11 Responses to Fun Home and Are You My Mother?

  1. I’ve known about Allison for years, and was honored to be part of the Amazon Bookstore Collective with her in Minneapolis three decades back. Not only are these books wonderful, but her long running comic series Dykes to Watch Out For is a great way to see the history of how things “used to be back in the day……” and how Madwimmin Books (aka Amazon Womens’ Bookstore) was

    • Teresa says:

      That’s so cool to have that connection to her! This was my first time reading any of her work, but I’ve heard great things about Dykes to Watch Out For.

  2. Deb says:

    Have not read Are You My Mother, but I loved Fun Home. One of the funniest and yet saddest moments in the book is when Bechdel can’t figure out why everyone else thinks The Addams Family is so funny because to her living in an ornate gothic mansion is a normal thing. I also loved the line, a person becomes middle-aged the day they realize they will never read Remembrance of Things Passed.

    • Teresa says:

      I enjoyed that Addams Family bit, too. And I loved that throughout she was able to make the story sad and funny, and that’s true of both books—there are so many feelings expressed simultaneously.

  3. I think the more you remember dreams, the more you remember dreams. It’s a habit you get into, more than anything else. Dream analysis always seems like a very fuzzy branch of psychoanalysis — not that there isn’t cool symbolism to be had in dreams (my subconscious can be very clever!), but using them as a proper tool of analysis seems airy-fairy mystical in a way I don’t like, as if a therapist were using Tarot cards.

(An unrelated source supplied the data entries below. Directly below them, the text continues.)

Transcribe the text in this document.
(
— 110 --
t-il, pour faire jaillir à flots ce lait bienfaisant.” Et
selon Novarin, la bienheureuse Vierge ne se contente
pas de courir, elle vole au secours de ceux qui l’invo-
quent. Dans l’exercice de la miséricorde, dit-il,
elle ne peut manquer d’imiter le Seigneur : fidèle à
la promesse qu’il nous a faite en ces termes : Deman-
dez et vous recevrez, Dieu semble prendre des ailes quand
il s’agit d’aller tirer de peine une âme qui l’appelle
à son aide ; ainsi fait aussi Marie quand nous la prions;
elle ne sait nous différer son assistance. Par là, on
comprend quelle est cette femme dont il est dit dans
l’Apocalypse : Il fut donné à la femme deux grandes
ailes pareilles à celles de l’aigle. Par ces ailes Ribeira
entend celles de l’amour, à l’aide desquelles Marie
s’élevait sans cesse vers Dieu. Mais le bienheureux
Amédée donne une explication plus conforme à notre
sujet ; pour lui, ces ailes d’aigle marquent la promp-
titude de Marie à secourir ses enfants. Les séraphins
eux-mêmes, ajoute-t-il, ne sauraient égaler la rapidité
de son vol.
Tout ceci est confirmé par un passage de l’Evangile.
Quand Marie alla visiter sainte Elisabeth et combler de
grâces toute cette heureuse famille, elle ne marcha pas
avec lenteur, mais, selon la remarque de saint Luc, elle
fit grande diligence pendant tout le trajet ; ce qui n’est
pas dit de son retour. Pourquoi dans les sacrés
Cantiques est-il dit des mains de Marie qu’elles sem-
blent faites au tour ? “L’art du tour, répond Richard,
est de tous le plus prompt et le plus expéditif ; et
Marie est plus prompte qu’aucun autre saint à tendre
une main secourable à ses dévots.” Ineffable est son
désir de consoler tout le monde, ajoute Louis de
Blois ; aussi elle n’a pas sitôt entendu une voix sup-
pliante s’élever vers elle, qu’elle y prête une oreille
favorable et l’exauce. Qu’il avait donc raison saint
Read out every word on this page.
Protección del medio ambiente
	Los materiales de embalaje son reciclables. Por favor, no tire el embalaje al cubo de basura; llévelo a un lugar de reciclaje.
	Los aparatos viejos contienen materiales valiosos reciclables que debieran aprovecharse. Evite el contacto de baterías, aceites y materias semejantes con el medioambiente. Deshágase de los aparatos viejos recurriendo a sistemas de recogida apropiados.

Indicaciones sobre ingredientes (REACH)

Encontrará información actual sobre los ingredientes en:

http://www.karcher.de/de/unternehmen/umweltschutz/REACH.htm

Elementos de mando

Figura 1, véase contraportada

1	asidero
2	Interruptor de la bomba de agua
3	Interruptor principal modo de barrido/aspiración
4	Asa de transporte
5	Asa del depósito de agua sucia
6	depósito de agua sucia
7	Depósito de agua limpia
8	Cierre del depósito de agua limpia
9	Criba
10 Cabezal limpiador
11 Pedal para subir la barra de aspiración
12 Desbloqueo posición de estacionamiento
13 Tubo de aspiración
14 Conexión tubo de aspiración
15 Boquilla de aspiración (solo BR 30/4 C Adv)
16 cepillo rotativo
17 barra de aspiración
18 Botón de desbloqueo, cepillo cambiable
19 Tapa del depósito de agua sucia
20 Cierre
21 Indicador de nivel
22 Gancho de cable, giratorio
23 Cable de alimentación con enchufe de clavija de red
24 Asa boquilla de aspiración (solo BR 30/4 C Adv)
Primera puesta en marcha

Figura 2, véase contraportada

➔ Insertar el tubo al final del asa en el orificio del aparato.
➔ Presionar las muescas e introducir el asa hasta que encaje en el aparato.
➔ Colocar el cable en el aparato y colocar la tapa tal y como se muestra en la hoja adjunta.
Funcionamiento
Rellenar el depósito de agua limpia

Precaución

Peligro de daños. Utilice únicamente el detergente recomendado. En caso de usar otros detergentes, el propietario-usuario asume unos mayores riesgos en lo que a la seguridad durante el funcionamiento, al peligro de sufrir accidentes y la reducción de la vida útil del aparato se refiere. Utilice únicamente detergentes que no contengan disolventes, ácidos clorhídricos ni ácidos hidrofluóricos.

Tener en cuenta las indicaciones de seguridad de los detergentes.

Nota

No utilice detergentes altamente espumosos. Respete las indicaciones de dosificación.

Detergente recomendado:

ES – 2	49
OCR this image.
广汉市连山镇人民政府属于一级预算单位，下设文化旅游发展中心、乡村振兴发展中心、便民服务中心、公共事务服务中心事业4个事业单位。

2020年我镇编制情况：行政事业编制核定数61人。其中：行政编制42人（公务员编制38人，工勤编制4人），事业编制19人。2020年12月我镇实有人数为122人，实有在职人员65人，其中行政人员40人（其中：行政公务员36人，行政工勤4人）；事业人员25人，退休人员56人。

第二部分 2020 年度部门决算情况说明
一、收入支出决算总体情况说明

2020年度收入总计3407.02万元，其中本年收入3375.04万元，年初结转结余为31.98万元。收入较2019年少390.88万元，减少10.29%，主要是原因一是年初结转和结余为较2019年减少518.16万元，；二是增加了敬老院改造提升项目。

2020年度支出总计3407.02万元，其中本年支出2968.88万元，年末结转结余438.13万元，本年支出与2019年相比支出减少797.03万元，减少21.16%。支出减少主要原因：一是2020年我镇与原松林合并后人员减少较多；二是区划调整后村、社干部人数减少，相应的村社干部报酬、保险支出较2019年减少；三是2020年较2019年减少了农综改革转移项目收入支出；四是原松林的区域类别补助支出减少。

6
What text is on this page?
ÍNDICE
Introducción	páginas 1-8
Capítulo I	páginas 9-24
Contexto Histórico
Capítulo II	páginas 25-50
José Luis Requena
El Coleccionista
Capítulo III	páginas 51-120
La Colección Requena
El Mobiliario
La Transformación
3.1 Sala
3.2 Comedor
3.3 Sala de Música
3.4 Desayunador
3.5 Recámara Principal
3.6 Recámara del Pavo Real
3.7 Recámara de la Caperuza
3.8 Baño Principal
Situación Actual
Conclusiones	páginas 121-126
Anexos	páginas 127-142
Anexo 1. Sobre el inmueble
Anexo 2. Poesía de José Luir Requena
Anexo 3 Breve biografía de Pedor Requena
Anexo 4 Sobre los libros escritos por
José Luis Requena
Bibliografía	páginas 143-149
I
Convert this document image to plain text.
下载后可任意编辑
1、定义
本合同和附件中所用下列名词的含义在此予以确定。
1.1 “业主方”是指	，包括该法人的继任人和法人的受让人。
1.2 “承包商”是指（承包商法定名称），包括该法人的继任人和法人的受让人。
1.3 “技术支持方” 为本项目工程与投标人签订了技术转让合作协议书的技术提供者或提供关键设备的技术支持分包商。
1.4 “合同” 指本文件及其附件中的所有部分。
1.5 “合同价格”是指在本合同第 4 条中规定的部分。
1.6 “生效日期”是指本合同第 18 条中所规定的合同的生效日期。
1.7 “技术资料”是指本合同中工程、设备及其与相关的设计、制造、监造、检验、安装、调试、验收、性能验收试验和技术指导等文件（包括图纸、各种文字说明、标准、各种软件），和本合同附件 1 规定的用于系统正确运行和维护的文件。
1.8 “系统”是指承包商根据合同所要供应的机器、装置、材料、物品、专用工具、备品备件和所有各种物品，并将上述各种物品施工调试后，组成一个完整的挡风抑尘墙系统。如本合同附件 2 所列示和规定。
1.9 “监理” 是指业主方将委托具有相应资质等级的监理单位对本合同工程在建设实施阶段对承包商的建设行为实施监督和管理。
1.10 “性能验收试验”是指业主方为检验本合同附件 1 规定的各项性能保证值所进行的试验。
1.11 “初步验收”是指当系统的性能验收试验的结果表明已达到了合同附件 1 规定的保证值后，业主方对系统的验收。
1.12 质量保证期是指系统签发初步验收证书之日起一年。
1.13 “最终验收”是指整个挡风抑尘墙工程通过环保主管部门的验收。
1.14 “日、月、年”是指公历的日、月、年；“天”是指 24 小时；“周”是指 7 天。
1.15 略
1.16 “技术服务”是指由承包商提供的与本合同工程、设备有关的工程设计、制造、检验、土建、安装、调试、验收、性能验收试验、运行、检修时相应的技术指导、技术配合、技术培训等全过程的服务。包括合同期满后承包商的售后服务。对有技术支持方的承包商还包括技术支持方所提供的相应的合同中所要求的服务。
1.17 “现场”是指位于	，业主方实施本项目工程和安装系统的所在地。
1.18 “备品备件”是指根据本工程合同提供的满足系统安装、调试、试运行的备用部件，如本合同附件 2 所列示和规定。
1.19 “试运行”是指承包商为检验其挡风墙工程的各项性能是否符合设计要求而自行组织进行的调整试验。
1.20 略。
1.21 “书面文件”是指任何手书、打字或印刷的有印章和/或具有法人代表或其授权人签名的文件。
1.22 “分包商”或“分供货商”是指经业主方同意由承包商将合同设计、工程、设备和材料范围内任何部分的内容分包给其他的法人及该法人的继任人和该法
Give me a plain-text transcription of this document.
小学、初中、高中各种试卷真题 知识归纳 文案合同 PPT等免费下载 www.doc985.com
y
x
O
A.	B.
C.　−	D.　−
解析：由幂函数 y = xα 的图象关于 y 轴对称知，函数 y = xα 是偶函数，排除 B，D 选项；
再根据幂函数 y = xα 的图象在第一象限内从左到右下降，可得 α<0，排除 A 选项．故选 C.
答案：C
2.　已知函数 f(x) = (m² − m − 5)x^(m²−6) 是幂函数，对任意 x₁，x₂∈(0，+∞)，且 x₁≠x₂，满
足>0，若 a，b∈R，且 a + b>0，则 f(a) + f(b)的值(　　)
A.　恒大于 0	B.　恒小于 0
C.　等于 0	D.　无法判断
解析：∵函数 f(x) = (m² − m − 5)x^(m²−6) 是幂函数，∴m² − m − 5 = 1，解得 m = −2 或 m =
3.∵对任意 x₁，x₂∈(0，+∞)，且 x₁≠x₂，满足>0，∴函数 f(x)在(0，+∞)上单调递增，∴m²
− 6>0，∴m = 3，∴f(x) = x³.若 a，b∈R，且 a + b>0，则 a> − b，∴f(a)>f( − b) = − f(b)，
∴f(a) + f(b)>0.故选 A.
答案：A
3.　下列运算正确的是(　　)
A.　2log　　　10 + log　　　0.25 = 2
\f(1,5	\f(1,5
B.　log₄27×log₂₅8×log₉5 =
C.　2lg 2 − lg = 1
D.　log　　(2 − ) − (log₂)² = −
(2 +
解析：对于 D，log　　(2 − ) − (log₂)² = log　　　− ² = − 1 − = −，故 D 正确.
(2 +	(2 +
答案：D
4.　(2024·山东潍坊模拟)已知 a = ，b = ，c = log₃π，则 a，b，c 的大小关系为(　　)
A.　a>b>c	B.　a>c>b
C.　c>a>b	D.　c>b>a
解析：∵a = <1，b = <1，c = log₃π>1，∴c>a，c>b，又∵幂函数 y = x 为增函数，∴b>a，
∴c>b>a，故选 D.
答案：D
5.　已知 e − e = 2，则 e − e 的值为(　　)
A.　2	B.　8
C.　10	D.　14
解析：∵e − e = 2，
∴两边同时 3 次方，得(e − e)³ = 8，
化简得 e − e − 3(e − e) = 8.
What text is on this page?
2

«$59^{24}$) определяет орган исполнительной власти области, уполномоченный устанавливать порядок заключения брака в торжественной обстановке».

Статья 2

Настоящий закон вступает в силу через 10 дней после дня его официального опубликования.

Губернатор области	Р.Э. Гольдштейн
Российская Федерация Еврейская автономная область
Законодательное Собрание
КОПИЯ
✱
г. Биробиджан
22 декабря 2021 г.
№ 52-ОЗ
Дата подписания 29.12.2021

    ANYWAY. Bechdel is awesome. I got Fun Home for three dollars at a book sale recently! :D

    • Teresa says:

      The night after I wrote this, I actually had an extremely vivid dream that I remembered in some detail the next day. But my dreams are weirdly mundane, without a lot of symbolic objects and stuff that I can remember. The weirdness is more in leaps in time and people transforming from one person to another–stuff like that. As for cleverness, I’m annoyed that my subconscious wrote a very clever book and didn’t force it into my conscious so I could write it myself. (I’m choosing to believe the book I dreamed up was clever.) I’ve heard people say that flying or falling or whatever in dreams always have particular meanings, but I tend to wonder if that’s true. It seems like those things might have a different meanings to different people, even if some meanings are pretty common. But I can see how trying to figure out the meaning might be useful in therapy, as long as there’s no pressure to hew to a particular reading.

      • Deb says:

        A wise friend once told me, “It’s not what you dream about but how you interpret what you dream about that matters.”

      • Well, I will just say this: My sister one time mentioned that she kept a dream journal for a month and started finding recurring motifs in her dreams? And I got jealous that she had recurring motifs so I kept a dream journal for a while too. And the more days I really tried to remember my dreams, the better I remembered them and the more I found that images and symbols recurred. I don’t know what they meant but at least they were interesting! (I dream about trains a lot. Like, a lot. Missing trains, catching trains at the last second, sitting on trains waiting for them to start, reading a book on trains.)

  4. I hadn’t heard that Bechdel did a memoir about her mother too, I need to track that down and read it!

  5. Art Deco says:

    I had wondered how Bechdel’s family felt about her earlier memoir, and there’s some good conversation about that, including a great phone conversation with Bechdel’s mother about the ruthlessness of the memoir writer.

    Bechdel’s sister-in-law offered a condemnatory online review and seems to have been the only one to have read it critically. Alison Bechdel’s whole shtick is a dubious bit of business.